Wednesday 16 March 2016

Feast of St Joseph

On Saturday we will be celebrating our patronal festival with a Solemn High Mass at 11am. Music by the Rudgate Singers. They are singing the ordinary to a setting by Grossi, a name unfamiliar to me but I imagine this may be him. Shared table afterwards in the Ingram Hall.

Sunday 6 March 2016

Bede`s World: update

Good news a few days ago: Bede`s World has been rescued. Read about it here For more on the threat to nothern museums and how it`s easier to move everything to London see here.

Thursday 3 March 2016

Unfaithful Music and Disappearing Ink: Is there a lot of this going on?

A few years ago I was somewhat taken aback when a friend told me that when she a schoolgirl they were taken regularly to confession and she couldn`t think of anything to confess so made up a list of sins and always added at the end `And I`ve told lies` to cover herself. Personally I`ve never had this problem. However I was watching Adrian Chiles recent programme, an exploration of Mediterranean religions, and was interested when he started with his atheist Croatian mother who had become an atheist as a child because she hated going to confession when she had nothing she could think of to confess. `Interesting`, I thought. Then this year I have started reading Elvis Costello`s new autobiography. From the time I set eyes on the LP cover of his first album. My Aim Is True, at a student party on South Street at St Andrews in 1979, I was intrigued at a figue that looked like a cross between Buddy Holly and Woody Allen, called himself Elvis and was steeped in the tradition of the genre and yet was something new.

Then I found the music captivating with its angry songs of guilt and revenge, mixed in with Catholic imagery but balanced by the sadness of the ballad `Alison`. There are about nine of his albums which I enjoy (which is far more than for any other singer).  So far in his autobiography he has mentioned his Catholic upbringing a number of times including the satisfying nugget that his father used to take him to a Latin Mass when it was generally being abandoned. He makes a reference to being an altar server (pouring wine over the priest`s fingers) but when it comes to confession as a child he says he couldn`t think of anything he had done wrong so looking at the commandments chose a couple to have something to say: committing adultery and added coveting his neighbour`s ox "to be on the safe side" (p.58).The priest he says `gently set me straight on the possible sins of a child and then gave me a penance of three Our Fathers and five Hail Marys for telling lies" He adds: " I`ve spoken with several Catholic friends who made the same idiotic, forced confession rather than claim their little souls were spotless"

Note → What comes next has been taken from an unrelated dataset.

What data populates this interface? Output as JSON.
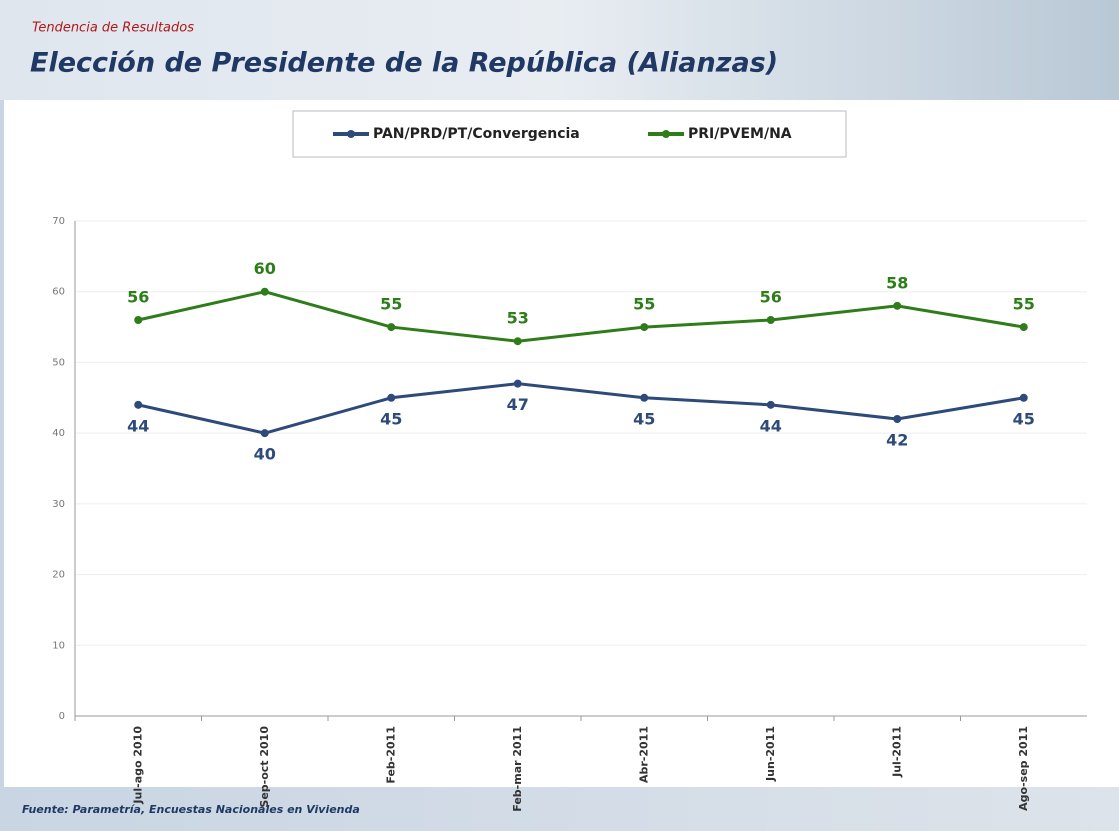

All this makes me wonder whether this still goes on with first confessions? In my twenty-six years as a priest I`ve never heard any child make a confession like Costello`s and they all seeem to have been sincere but next time I`ll be more aware of this. Maybe Pius X`s move wasn`t that great if we ask for confession before first Holy Communion for children when it is the only time the Church requires confession for non-mortal sins before receiving Communion. I`ve no idea what the answer is. 

I enjoy reading and was reminded recently by abbot Cuthbert that I promised to read his book on Mgr McReavy and Vatican II. I got my copy yesterday and have started and will report in due course!